Successful small independent nations engage in more international trade than their larger counterparts. So perhaps small nations develop institutions that are conducive to international trade, and their international borders cause smaller frictions than the international borders of larger nations (for whom international trade is less important)? However, model calibrations do not suggest that the extra trade that we see in the data is due to a greater ability to engage in such trade: the international borders of small nations seem to cause frictions that are equivalent to the frictions caused by the international borders of larger nations. Instead small nations seem to be compelled to engage in more international trade due to the small size of their domestic markets. Therefore we cannot expect the reallocation in Scotland’s trade from rUK to the rest of the world to produce welfare effects that mitigate the 5% estimated cost – these reallocations are already assumed in that calculation.

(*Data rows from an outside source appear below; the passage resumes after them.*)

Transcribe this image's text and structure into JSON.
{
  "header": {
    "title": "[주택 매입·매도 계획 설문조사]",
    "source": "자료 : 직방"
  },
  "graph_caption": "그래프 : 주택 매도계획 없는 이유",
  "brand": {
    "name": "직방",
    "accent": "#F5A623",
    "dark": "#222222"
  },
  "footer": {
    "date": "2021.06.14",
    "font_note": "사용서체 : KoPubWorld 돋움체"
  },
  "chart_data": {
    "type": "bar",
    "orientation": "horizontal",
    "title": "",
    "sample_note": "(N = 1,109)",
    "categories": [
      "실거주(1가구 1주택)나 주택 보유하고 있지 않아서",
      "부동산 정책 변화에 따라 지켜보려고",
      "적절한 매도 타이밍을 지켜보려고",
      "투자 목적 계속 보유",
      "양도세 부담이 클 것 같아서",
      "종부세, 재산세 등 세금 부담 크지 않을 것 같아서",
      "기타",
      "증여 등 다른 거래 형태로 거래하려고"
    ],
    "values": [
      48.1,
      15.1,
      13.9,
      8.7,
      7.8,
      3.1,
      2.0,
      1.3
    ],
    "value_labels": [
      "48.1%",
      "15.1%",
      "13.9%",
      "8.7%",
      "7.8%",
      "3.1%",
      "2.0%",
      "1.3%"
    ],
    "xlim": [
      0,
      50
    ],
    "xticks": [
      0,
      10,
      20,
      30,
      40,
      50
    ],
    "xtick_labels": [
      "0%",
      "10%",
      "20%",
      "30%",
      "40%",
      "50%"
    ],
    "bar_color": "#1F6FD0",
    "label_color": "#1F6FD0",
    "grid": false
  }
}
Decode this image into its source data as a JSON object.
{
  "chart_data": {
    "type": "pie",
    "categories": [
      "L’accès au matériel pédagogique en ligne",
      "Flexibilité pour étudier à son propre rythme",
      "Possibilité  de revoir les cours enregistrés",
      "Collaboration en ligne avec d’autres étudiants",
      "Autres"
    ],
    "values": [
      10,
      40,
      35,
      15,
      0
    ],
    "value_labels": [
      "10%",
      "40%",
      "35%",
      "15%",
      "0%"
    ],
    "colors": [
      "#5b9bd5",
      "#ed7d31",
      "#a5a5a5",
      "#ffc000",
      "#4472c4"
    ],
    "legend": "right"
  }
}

This is starting to sound conclusive: trade is good and eliminating international borders is a mechanism that generates more trade. However, if this were the case, then we might expect to see a systematic positive relationship between country size and wealth. We see no such relationship in cross country data (see Rose (2006)). A quick back of the envelope calculation of the elasticity of per capita GDP with respect to national population using 2005 data from the World Bank shows that any relationship that there is between population and wealth would seem to be negative[1].
Country
Grouping
|
Elasticity
of GDP per Capita w.r.t. Population Size
|
Whole World
|
-0.154***
|
OECD
|
-0.058
|
EU15
|
-0.139*
|
Perhaps the importance of trade is overstated? This is possible but the calibrations used in Comerford, Myers & Rodriguez Mora (2013) are consistent with the latest estimates and advanced methodologies in the literature (see Arkolakis, Costinot & Rodriguez-Clare (2012) and Simonovska & Waugh (2013)). If the positive effects of trade are real, then conditional on the real wealth distribution of countries, this implies that smaller countries must compensate: they appear to have higher intrinsic productivity (i.e. a higher productivity before considering the impact of trade). Comparable results to the above table but now for the elasticity of this intrinsic productivity with respect to national population are:
Country
Grouping
|
Elasticity
of intrinsic productivity w.r.t. Population Size
|
Whole World
|
-0.334***
|
OECD
|
-0.221***
|
EU15
|
-0.293***
|
If we could interpret these figures as representing a causal relationship, then they suggest that Scotland would more than double its intrinsic productivity on achieving independence[2], an effect which dwarfs the 5% estimated cost of a border with rUK. However, we cannot interpret these numbers as causal and we can imagine clear endogenous mechanisms that may generate such observed relationships: perhaps productive regions, being already wealthy, choose independence whereas less productive regions, who see their wealthier neighbours, choose to join a larger state; this would give the appearance of small states being associated with high productivity. On the other hand, we may also imagine mechanisms that would enhance productivity in small independent states when compared with the peripheral regions of larger states: perhaps there are spillovers from having head office functions rather than branch offices, and head offices preferentially locate to be close to decision makers at nation state level rather than local authority level; perhaps simply economic governance works better in smaller states.
Whatever explains the discrepancy between the predictions of models with Gains From Trade, and the observed relationship between country size and wealth, I do not mean to suggest that net benefits for Scotland from independence are to be expected. I simply point out that the BIS paper’s focus on the costs from the loss of the UK single market is a partial analysis, and one which, in particular, cannot account for the success of small open economies.